Many of the questions in the previous section require retrieval of the merger history,
be it of halos or of galaxies.
A straightforward way to store a tree structure such as the merger trees here, where
each halo has at most one descendant is to create a foreign key from each halo to
its descendant. Though this is the most explicit way to store the trees as well
as the most efficient in terms of space requirements, the problem is that one requires recursive
methods to retrieve information about a complete tree. While some database systems have explicit
support for recursive queries, for example DB2, it will still be very inefficient, when the
trees are deep, to retrieve them using such queries.
To support efficient retrieval of complete trees rooted in a halo at the final output time, one
might add a foreign key to each halo pointing to the final descendant in its tree in addition to the
This however does not help us to retrieve trees rooted in halos at other timestamps, which is
something we also want to be able to do. And it becomes very expensive to add
foreign keys to each descendant at later times for all halos.

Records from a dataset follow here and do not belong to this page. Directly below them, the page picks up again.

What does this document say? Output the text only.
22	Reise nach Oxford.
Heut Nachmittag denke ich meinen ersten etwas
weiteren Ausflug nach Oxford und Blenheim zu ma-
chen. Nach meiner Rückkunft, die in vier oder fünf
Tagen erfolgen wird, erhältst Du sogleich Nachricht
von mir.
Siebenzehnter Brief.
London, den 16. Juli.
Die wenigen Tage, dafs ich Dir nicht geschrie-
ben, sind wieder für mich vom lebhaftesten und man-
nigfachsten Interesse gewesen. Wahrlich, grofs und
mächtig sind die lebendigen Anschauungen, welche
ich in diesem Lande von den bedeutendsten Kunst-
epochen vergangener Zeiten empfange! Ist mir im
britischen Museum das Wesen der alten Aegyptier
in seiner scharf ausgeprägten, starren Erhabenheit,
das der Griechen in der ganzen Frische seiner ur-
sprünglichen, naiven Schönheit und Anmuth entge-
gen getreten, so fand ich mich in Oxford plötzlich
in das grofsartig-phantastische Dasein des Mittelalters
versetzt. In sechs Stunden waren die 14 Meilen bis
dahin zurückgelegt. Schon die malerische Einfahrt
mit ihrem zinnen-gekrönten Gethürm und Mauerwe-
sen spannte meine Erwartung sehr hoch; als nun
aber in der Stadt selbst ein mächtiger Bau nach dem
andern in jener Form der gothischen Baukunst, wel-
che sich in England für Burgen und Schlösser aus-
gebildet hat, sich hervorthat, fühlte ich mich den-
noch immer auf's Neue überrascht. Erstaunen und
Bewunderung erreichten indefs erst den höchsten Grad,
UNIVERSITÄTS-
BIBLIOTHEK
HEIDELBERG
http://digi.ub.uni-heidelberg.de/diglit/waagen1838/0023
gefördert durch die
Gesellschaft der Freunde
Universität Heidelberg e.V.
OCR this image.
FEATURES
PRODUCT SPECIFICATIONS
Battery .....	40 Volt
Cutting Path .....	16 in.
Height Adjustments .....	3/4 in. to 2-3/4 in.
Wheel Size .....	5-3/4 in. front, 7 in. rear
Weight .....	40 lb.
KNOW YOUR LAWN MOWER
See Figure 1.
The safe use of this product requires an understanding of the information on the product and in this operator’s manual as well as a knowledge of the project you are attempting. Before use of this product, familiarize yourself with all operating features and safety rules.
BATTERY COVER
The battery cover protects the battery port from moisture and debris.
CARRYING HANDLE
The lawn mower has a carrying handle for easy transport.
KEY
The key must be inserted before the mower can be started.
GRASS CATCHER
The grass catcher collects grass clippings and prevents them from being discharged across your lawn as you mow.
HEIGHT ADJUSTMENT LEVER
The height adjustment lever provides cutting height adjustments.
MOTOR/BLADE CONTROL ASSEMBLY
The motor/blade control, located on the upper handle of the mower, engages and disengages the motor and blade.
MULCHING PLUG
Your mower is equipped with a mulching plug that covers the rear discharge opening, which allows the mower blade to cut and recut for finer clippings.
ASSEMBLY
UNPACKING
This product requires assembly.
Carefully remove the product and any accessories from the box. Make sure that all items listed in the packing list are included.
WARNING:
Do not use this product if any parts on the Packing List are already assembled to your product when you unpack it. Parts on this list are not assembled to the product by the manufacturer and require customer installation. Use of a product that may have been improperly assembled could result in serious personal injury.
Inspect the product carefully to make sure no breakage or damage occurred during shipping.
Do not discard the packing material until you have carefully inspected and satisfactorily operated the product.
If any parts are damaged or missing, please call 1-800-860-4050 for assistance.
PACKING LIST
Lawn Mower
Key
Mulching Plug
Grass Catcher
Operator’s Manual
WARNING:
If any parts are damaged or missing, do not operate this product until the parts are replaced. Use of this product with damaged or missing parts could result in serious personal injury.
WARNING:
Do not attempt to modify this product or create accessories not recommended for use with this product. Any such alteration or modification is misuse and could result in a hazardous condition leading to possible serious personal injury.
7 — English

Instead we have implemented an alternative model which provides very quick retrieval of complete trees,
rooted in any halo, using completely standard SQL. The central idea is to store the nodes of a tree
in the order they are visited in a depth-first search, starting with the root of a tree and following the
descendant edges in opposite direction.
The nodes of the tree (halos or galaxies) get unique integer identifiers that give the rank in the
resulting sort added to the identifier of the root. In Fig. 2 this is illustrated.
Every halo gets, in addition to the descendant foreign key, a foreign key pointing to the
"last progenitor". The last progenitor is that progenitor that comes last in the sort.
It is easy to see that this implies that the tree rooted in a certain node contains precisely those
nodes with identifier values BETWEEN (in the SQL sense) the identifier of the root and that
of the last progenitor.
To improve the efficiency of these retrievals we define an index on the identifier and
order the table on disk acording to this index. This implies that the merger tree rooted in a
certain tree node is located on disk directly following the node itself, which ensures very
fast retrieval times, requiring only a few consecutive page reads.